Cover Story

Back to basics

"Back to basics" Continued...

Issue: "Back to basics," Nov. 28, 1992

Lee takes issue with the notion that pro-abortion forces are needed to help provide compassionate alternatives to abortion, which he sys pro-lifers have been doing very effectively for many years without the help of the abortion industry.

Although the political climate favors "choice," Lee says most Americans think abortion is a nasty business. He credits the pro-life movement wit successfully stigmatizing abortion and abortionists.

But the common ground approach, Lee believes, "Helps them with their goal: achieving legitimacy in society."

In 1978, when he was new to the pro-life movement, Lee broke bread with an abortionist and her lawyer (who 11 years later would make oral arguments to the Supreme Court in the Webster case) in an attempt to "understand" their side of the issue.

A year later, Lee attended the Washington "common ground" meeting. Lee believed at the time it was possible to work together to reduce the abortion demand; he resented the pro-lifers who crashed the meeting.

"At the time I was furious," Lee recalls. "As I look back, though, I think [what they did] was the right thing to do."

In Maryland, Frederica Mathewes-Green reflected on the failure of a $2.5 million pro-life attempt to win a referendum on repeal of that state's pro-abortion law.
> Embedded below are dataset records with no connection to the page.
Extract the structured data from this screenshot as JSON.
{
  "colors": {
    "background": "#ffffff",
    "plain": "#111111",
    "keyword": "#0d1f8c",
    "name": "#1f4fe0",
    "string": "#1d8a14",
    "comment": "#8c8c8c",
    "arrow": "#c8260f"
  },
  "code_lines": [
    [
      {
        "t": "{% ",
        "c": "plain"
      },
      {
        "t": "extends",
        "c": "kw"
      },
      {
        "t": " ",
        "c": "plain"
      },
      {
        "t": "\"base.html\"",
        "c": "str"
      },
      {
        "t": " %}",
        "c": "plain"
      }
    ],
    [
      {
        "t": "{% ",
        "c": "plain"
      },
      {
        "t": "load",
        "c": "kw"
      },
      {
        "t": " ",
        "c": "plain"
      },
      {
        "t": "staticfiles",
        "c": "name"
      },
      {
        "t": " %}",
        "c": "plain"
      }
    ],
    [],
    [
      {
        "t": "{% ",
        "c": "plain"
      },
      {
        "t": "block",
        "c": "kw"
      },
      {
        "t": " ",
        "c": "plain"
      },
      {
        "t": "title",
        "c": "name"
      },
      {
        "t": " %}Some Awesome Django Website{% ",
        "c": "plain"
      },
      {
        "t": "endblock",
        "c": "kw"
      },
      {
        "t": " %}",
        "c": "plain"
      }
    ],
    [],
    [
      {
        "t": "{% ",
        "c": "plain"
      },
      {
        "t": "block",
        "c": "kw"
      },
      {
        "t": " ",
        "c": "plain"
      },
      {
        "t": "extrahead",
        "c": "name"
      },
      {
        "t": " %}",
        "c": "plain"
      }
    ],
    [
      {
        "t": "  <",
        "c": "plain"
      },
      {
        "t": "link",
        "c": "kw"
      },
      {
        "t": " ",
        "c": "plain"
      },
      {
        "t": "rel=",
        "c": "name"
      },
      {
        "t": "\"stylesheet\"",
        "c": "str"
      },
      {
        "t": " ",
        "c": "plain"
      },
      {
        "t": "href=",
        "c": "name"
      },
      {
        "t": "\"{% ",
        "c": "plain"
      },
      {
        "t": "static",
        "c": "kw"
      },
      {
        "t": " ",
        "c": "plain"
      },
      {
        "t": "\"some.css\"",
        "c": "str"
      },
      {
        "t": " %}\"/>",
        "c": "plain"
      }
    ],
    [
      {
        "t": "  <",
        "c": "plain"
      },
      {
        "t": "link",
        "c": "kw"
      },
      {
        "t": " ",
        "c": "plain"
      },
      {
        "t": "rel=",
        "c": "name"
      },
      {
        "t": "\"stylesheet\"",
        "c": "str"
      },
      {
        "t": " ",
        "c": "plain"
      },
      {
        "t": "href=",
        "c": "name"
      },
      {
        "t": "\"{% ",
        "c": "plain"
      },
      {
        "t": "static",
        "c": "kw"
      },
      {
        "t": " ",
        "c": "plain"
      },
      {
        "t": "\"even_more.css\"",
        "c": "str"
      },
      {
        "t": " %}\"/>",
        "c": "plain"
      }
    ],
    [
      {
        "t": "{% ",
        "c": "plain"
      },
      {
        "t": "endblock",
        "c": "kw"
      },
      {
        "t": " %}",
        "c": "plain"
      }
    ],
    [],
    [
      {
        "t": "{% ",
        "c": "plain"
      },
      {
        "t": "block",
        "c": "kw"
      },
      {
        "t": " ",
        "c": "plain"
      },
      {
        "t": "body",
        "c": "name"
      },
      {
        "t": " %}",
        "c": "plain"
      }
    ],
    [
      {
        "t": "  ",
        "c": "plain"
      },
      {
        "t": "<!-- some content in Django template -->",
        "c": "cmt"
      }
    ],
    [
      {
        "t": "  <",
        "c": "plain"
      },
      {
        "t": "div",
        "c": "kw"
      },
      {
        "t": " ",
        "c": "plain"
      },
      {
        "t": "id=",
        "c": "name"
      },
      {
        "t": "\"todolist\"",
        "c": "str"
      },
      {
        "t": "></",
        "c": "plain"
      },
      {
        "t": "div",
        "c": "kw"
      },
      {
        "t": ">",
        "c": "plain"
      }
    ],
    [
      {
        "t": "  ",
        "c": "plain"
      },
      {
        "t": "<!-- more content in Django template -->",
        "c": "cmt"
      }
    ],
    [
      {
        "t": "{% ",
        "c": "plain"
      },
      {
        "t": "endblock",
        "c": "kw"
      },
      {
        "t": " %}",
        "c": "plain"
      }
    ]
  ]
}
Mrs. Mathewes-Green, who was communications Director of the Vote kNOw Coalition, said, "That's a lot of money to lose, but perhaps the defeat was a blessing in disguise. Perhaps we'll be able to let go of our search for earthly power."

She added, "Perhaps we have been putting too much faith in working to elect legislators to pass laws that would compel people to agree with us. Under that strategy we were slowly losing ground. Now we are realizing the need to put first things first and help people to come to agree with us, before we can pass and sustain pro-life laws."

How to do that? The task is difficult, according to Mrs. Mathewes-Green, because the pro-life message "runs directly counter to the overwhelming spirit of our age, which is 'have it your way.' We were able to make people feel guilty, conflicted, but we were never able to convince them to do the right thing."

Since pro-lifers were "reminding our pleasure-loving, pain-avoiding culture of some unpleasant truths," it was easy for pro-abortionists to plant a "kill the messenger spirit."

In the Maryland referendum debate, according to Mrs. Mathewes-Green, "we said 'it's a bad law' and they got up and said, 'Yes, but those pro-life people are bad people.' It was like being on an eighth-grade playground, and we were the nerds."

Mrs. Mathewes-Green also pointed out that "trying to convince people the unborn child is a baby misses the mark, because people generally know that, but they don't think there's any alternative to abortion. The question they're asking is, how can we function as a society without abortion, and that's the question we have to answer."

She concluded, "If we play the same game they do we'll never win, because they can always out bid us. Our only hope is to put our hands and feet on the side of compassion and begin to live it. That sounds like an old answer and it is-some 2,000 years old-but it's the only answer."